Together, they are in the process of applying for some grants, including the Idaho Global Entrepreneurial Mission (IGEM-Commerce) Grant Program, which awards up to $400,000 to researchers partnered with at least one company to develop a product or service for commercialization, and a National Science Foundation grant.
Their goal is to create human clinical trials with breastfeeding mothers and collect the necessary data to move the dial towards an in-home test.
“We care about moms,” says McGuire, “and we want to make sure this actually works.”
And if there’s anyone that can make it happen, says Nadja Cockrell, a combat veteran and Paullin’s longtime friend and colleague, it’s Trill.

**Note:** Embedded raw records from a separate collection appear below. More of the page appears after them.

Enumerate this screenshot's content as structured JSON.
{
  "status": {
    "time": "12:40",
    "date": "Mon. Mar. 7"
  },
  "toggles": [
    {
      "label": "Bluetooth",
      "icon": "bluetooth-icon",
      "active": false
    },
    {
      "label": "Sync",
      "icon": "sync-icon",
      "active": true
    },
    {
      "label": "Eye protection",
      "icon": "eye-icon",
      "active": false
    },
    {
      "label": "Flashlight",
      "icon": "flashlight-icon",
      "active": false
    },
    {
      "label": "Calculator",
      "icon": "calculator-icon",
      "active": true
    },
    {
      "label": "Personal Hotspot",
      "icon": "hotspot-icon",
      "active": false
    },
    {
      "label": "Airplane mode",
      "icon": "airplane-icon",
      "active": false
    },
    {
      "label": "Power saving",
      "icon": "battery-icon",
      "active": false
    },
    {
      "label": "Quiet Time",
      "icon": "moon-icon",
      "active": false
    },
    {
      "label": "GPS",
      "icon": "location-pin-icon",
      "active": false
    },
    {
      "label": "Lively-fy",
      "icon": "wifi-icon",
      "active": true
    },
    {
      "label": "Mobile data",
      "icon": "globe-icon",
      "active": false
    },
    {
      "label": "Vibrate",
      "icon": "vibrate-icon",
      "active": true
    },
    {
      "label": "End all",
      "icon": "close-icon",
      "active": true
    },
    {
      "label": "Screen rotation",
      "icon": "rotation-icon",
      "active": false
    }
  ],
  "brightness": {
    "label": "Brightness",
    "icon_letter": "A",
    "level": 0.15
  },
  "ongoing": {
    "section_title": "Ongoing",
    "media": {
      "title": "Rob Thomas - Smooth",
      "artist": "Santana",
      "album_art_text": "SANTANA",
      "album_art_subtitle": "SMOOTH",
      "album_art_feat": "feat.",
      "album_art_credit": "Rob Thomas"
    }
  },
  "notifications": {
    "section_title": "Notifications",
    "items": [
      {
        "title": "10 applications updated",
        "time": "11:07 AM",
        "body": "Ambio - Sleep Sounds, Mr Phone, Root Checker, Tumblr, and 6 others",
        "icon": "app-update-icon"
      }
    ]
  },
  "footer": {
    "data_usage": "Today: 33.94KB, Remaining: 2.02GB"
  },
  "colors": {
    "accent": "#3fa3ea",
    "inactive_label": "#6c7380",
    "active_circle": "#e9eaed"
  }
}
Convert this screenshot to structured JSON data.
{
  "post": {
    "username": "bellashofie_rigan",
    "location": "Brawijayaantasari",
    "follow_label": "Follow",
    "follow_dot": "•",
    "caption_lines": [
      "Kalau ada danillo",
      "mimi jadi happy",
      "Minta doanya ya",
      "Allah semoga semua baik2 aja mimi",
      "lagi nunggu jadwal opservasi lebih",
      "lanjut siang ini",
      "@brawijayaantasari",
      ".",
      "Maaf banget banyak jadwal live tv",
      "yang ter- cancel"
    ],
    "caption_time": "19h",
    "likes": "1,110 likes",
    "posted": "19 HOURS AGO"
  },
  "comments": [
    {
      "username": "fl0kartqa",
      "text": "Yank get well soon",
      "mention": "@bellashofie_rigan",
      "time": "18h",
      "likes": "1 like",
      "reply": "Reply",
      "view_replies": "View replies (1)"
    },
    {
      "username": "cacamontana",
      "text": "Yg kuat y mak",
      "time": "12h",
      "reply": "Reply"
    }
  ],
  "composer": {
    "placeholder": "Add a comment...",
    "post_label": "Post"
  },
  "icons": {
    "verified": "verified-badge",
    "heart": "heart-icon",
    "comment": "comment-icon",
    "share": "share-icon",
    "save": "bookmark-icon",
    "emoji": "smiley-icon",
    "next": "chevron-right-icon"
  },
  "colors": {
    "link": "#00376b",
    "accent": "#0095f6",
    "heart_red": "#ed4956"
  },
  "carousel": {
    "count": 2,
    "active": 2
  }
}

Cockrell and Paullin first met in Tampa, Florida around 2016 when they were both volunteering for The Mission Continues, a non-profit organization that empowers veterans to continue their service back home.
While Paullin still volunteers for the organization as a platoon leader of the Boise branch she founded, Denver-based Cockrell works as the City Impact Manager for all of the platoons in Colorado, Idaho and Minnesota. And positively gushes about her friend.
“In the military we call them hard chargers,” Cockrell says over Zoom. “They latch on to something and they don’t stop until it’s finished.”
Cockrell says that Paullin is like that with everything in her life.
“That’s what’s amazing about her,” she adds. “It’s not just one task that she’s hard charging towards. It’s multiple. She’s like that with Free to Feed. She was like that with her masters and then her PhD. She’s like that with her kids and with her husband.”
At the same time, says Cockrell, Paullin is “very very humble.” Which may have a lot to do with the fact that her childhood was fraught with hardship.
Having grown up with abuse, a lot of relocations, foster care and court systems, Paullin envisions a different future for herself.
“I’m incredibly motivated to rewrite my family’s history and make something much much better for my daughters,” she says. And already is well on her way.
Next steps for Free to Feed
Paullin says time is nearly up to file her utility patent. Since she filed her provisional patent for the Free to Feed technology in May, 2018, she has until May this year to complete the process.
In order to fund the necessary background research to support the utility patent, she has been working the startup circuit and is circulating a convertible note in search of investors — all while working a full-time job, running a non-profit and caring for two young children.
Little wonder, then, that Idaho Business Review chose her as one of 50 2020 Women of the Year. The winner will be announced in March.